Vitalik Buterin, cofondateur Ethereum , a appelé les gouvernements, les entreprises et les chercheurs à adopter des technologies open source et vérifiables dans des domaines tels que la santé, la finance et la gouvernance, avertissant que la dépendance à l'égard de systèmes propriétaires pourrait éroder la confiance et la sécurité.
Dans un billet de blog publié mercredi sur son forum, Buterin a écrit que les sociétés tirent le plus grand profit non pas de la consommation de technologies, mais de leur production, lorsque l'accès est large et transparent. Il a mis en garde contre le fait de se reposer sur des systèmes centralisés, ce qui revient à accorder une confiance excessive à des institutions susceptibles de faillir ou d'agir par pur intérêt personnel.
« Cet avenir repose sur une grande confiance accordée à la technologie. Si cette confiance est trahie, nous aurons de très gros problèmes. La simple possibilité que cette confiance soit rompue nous oblige à nous replier sur des modèles de confiance sociale fondamentalement exclusifs », a-t-il expliqué.
Selon Buterin, ce problème pourrait être atténué en concevant des infrastructures logicielles, matérielles et biologiques dotées d'une « véritable ouverture » grâce à des licences libres, au développement open source et à la vérifiabilité, le tout accessible même aux utilisateurs finaux.
Leçons tirées de la pandémie de COVID-19
Buterin a utilisé la crise de la COVID-19 comme exemple des conséquences de l'inégalité d'accès à la production technologique. Le programmeur russe était consterné de constater que les pays riches avaient pu se procurer des vaccins dès 2021, tandis que la plupart des pays du tiers monde devaient attendre plus de deux ans.
« Les vaccins n’étaient produits que dans quelques pays, ce qui a engendré de fortes disparités », a-t-il écrit. Comme leur production reposait sur des procédés exclusifs nécessitant d’importants investissements, l’initiative mondiale visant à répartir les doses plus équitablement « ne pouvait aboutir qu’à des résultats limités »

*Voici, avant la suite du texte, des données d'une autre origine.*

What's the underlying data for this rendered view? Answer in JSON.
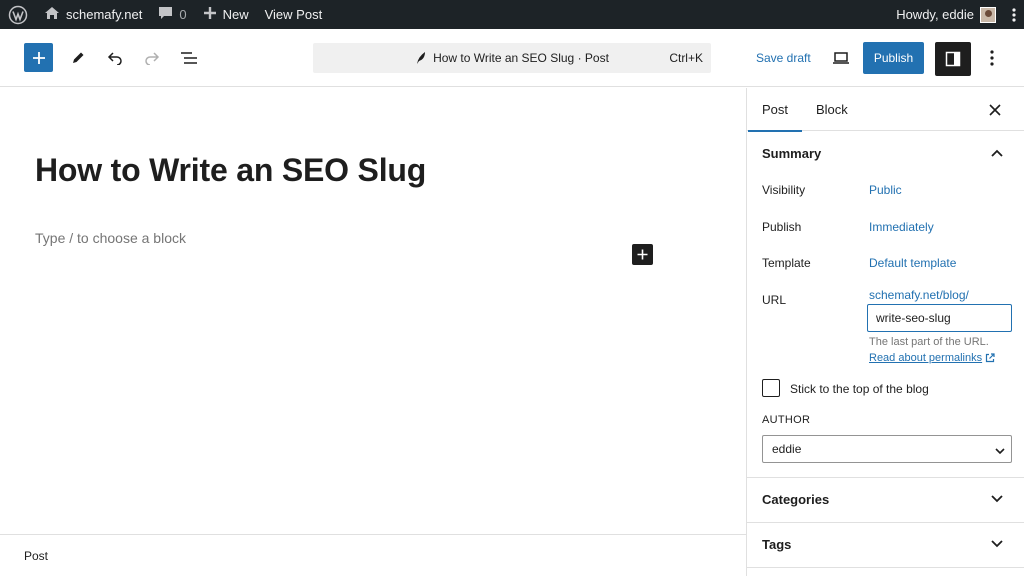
{
  "adminbar": {
    "wp_icon": "wordpress-icon",
    "site_name": "schemafy.net",
    "comments_count": "0",
    "new_label": "New",
    "view_post_label": "View Post",
    "greeting": "Howdy, eddie"
  },
  "toolbar": {
    "inserter_icon": "plus-icon",
    "tools_icon": "pencil-icon",
    "undo_icon": "undo-icon",
    "redo_icon": "redo-icon",
    "list_view_icon": "list-view-icon",
    "command_title": "How to Write an SEO Slug · Post",
    "command_shortcut": "Ctrl+K",
    "save_draft_label": "Save draft",
    "publish_label": "Publish"
  },
  "editor": {
    "post_title": "How to Write an SEO Slug",
    "block_placeholder": "Type / to choose a block",
    "footer_label": "Post"
  },
  "sidebar": {
    "tabs": [
      {
        "label": "Post",
        "active": true
      },
      {
        "label": "Block",
        "active": false
      }
    ],
    "summary_title": "Summary",
    "rows": [
      {
        "label": "Visibility",
        "value": "Public"
      },
      {
        "label": "Publish",
        "value": "Immediately"
      },
      {
        "label": "Template",
        "value": "Default template"
      }
    ],
    "url": {
      "label": "URL",
      "prefix": "schemafy.net/blog/",
      "slug": "write-seo-slug",
      "hint": "The last part of the URL.",
      "link_text": "Read about permalinks"
    },
    "sticky_label": "Stick to the top of the blog",
    "sticky_checked": false,
    "author_label": "AUTHOR",
    "author_value": "eddie",
    "categories_title": "Categories",
    "tags_title": "Tags"
  },
  "colors": {
    "accent": "#2271b1",
    "admin_bar": "#1d2327",
    "dark": "#1e1e1e"
  }
}
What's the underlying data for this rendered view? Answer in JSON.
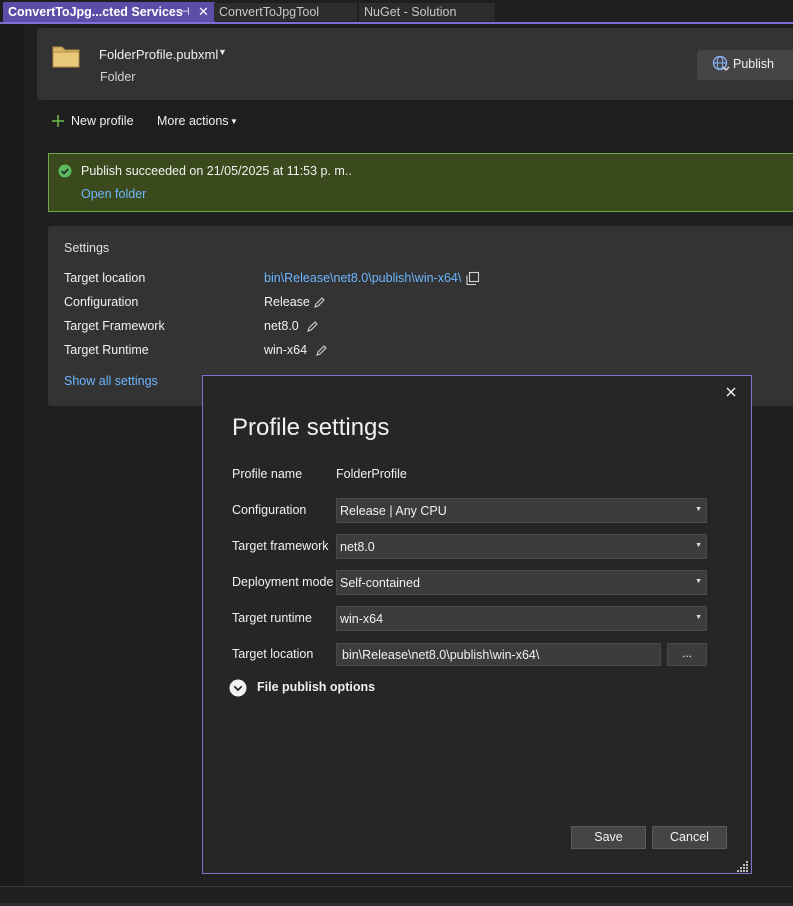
{
  "tabs": [
    {
      "label": "ConvertToJpg...cted Services",
      "pin_glyph": "⊣",
      "close_glyph": "✕"
    },
    {
      "label": "ConvertToJpgTool"
    },
    {
      "label": "NuGet - Solution"
    }
  ],
  "header": {
    "profile_name": "FolderProfile.pubxml",
    "profile_type": "Folder",
    "publish_label": "Publish"
  },
  "actions": {
    "new_profile": "New profile",
    "more_actions": "More actions"
  },
  "banner": {
    "message": "Publish succeeded on 21/05/2025 at 11:53 p. m..",
    "open_folder": "Open folder"
  },
  "settings": {
    "heading": "Settings",
    "rows": [
      {
        "label": "Target location",
        "value": "bin\\Release\\net8.0\\publish\\win-x64\\"
      },
      {
        "label": "Configuration",
        "value": "Release"
      },
      {
        "label": "Target Framework",
        "value": "net8.0"
      },
      {
        "label": "Target Runtime",
        "value": "win-x64"
      }
    ],
    "show_all": "Show all settings"
  },
  "dialog": {
    "title": "Profile settings",
    "profile_name_label": "Profile name",
    "profile_name_value": "FolderProfile",
    "configuration_label": "Configuration",
    "configuration_value": "Release | Any CPU",
    "framework_label": "Target framework",
    "framework_value": "net8.0",
    "deployment_label": "Deployment mode",
    "deployment_value": "Self-contained",
    "runtime_label": "Target runtime",
    "runtime_value": "win-x64",
    "location_label": "Target location",
    "location_value": "bin\\Release\\net8.0\\publish\\win-x64\\",
    "browse_label": "...",
    "file_options_label": "File publish options",
    "save_label": "Save",
    "cancel_label": "Cancel"
  },
  "colors": {
    "accent": "#7b73d1",
    "link": "#6cb6ff",
    "success_bg": "#3b4a1d",
    "success_border": "#6fa84a",
    "active_tab": "#5d4da8"
  },
  "icons": {
    "folder": "folder-icon",
    "publish": "globe-publish-icon",
    "new_profile": "plus-icon",
    "success": "check-circle-icon",
    "copy": "copy-icon",
    "edit": "pencil-icon",
    "close": "close-icon",
    "expander": "chevron-down-circle-icon",
    "dropdown": "caret-down-icon"
  }
}
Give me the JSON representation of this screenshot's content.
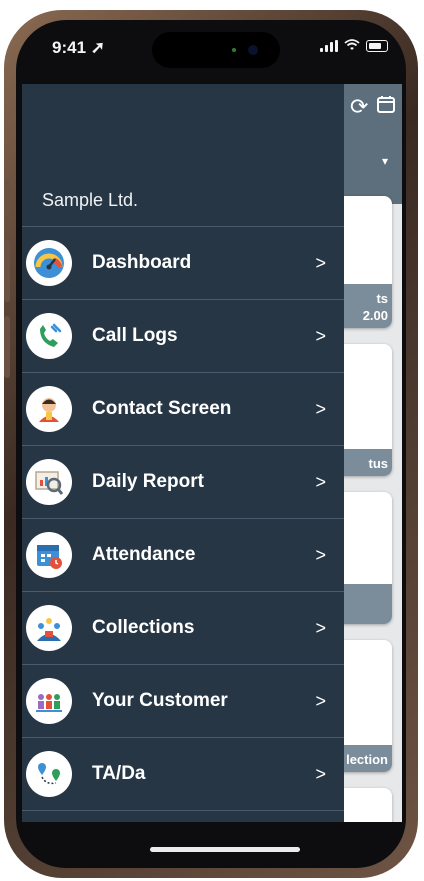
{
  "status_bar": {
    "time": "9:41"
  },
  "drawer": {
    "company_name": "Sample Ltd.",
    "items": [
      {
        "label": "Dashboard",
        "icon": "dashboard-gauge-icon"
      },
      {
        "label": "Call Logs",
        "icon": "phone-call-icon"
      },
      {
        "label": "Contact Screen",
        "icon": "contact-person-icon"
      },
      {
        "label": "Daily Report",
        "icon": "report-magnifier-icon"
      },
      {
        "label": "Attendance",
        "icon": "calendar-clock-icon"
      },
      {
        "label": "Collections",
        "icon": "collections-people-icon"
      },
      {
        "label": "Your Customer",
        "icon": "customers-group-icon"
      },
      {
        "label": "TA/Da",
        "icon": "travel-route-icon"
      }
    ]
  },
  "background_app": {
    "card1_caption_line1": "ts",
    "card1_caption_line2": "2.00",
    "card2_caption": "tus",
    "card4_caption": "lection"
  },
  "colors": {
    "drawer_bg": "#263645",
    "divider": "#4a5c6c",
    "header_bg": "#5d6f7c"
  }
}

Le cofondateur de la Fondation Ethereum
« Lorsque vous discutez avec des chercheurs spécialisés dans la longévité, l'une des premières choses qu'ils vous diront systématiquement, c'est que l'avenir de la médecine anti-âge est personnalisé et fondé sur les données… C'est beaucoup plus efficace s'il est possible de collecter et de traiter numériquement une grande quantité de données en temps réel », a-t-il supposé.
Buterin a plaidé en faveur du partage de données en temps réel, estimant que, dans des cas comme celui des pandémies, cela pourrait ralentir la propagation des maladies. Il a soutenu que ces progrès nécessitent des capteurs et une communication fluide entre les réseaux, mais que sans ouverture, une telle infrastructure ne serait contrôlée que par quelques entreprises, susceptibles d'utiliser les données à mauvais escient.
« Si les données de santé personnelles ne sont pas sécurisées, elles peuvent être exploitées à des fins de chantage, de tarification abusive des assurances, voire de menaces physiques », a averti Buterin. « Si votre interface cerveau-ordinateur est piratée, cela signifie qu'une personne malveillante lit littéralement, ou pire, écrit, dans vos pensées. »
Gouvernance et autorité numérique
Le développeur d'origine russe a également évoqué les vulnérabilités des systèmes de gouvernance et juridiques, rappelant les difficultés qu'il a rencontrées lorsqu'il a tenté de signer des documents pour une fonction juridique depuis l'étranger.
Selon Buterin, ce même jour, il a dû signer une transaction numérique pour effectuer une action sur la blockchain Ethereum , ce qui lui a pris 5 secondes et ne lui a coûté que 0,10 $. Il a mentionné que ces inefficacités s'étendaient à la gouvernance d'entreprise, à la gestion de la propriété intellectuelle et à l'administration des organisations à but non lucratif.
Buterin a averti que si les systèmes propriétaires peuvent être sécurisés, citant l'aviation commerciale comme exemple, ils ne peuvent pas fournir la connaissance commune de la sécurité nécessaire dans les situations impliquant des acteurs qui se méfient mutuellement.
Il a publié un extrait d'une affaire dans laquelle les preuves de l'alcootest ont été rejetées après que les enquêteurs ont révélé que les laboratoires de police scientifique de l'État avaient dissimulé des détails sur des tests défectueux.
Le juge Frank Gaziano a statué que les droits des accusés à une procédure régulière avaient été violés, même si la plupart des résultats de l'alcootest étaient techniquement valides.
Buterin a proposé le développement d'une pile technologique entièrement open source et compatible avec la vérification pour les applications à haute sécurité destinées aux consommateurs et aux institutions. Il a reconnu que tous les domaines n'exigent pas une ouverture et une sécurité maximales, et que la performance doit parfois primer.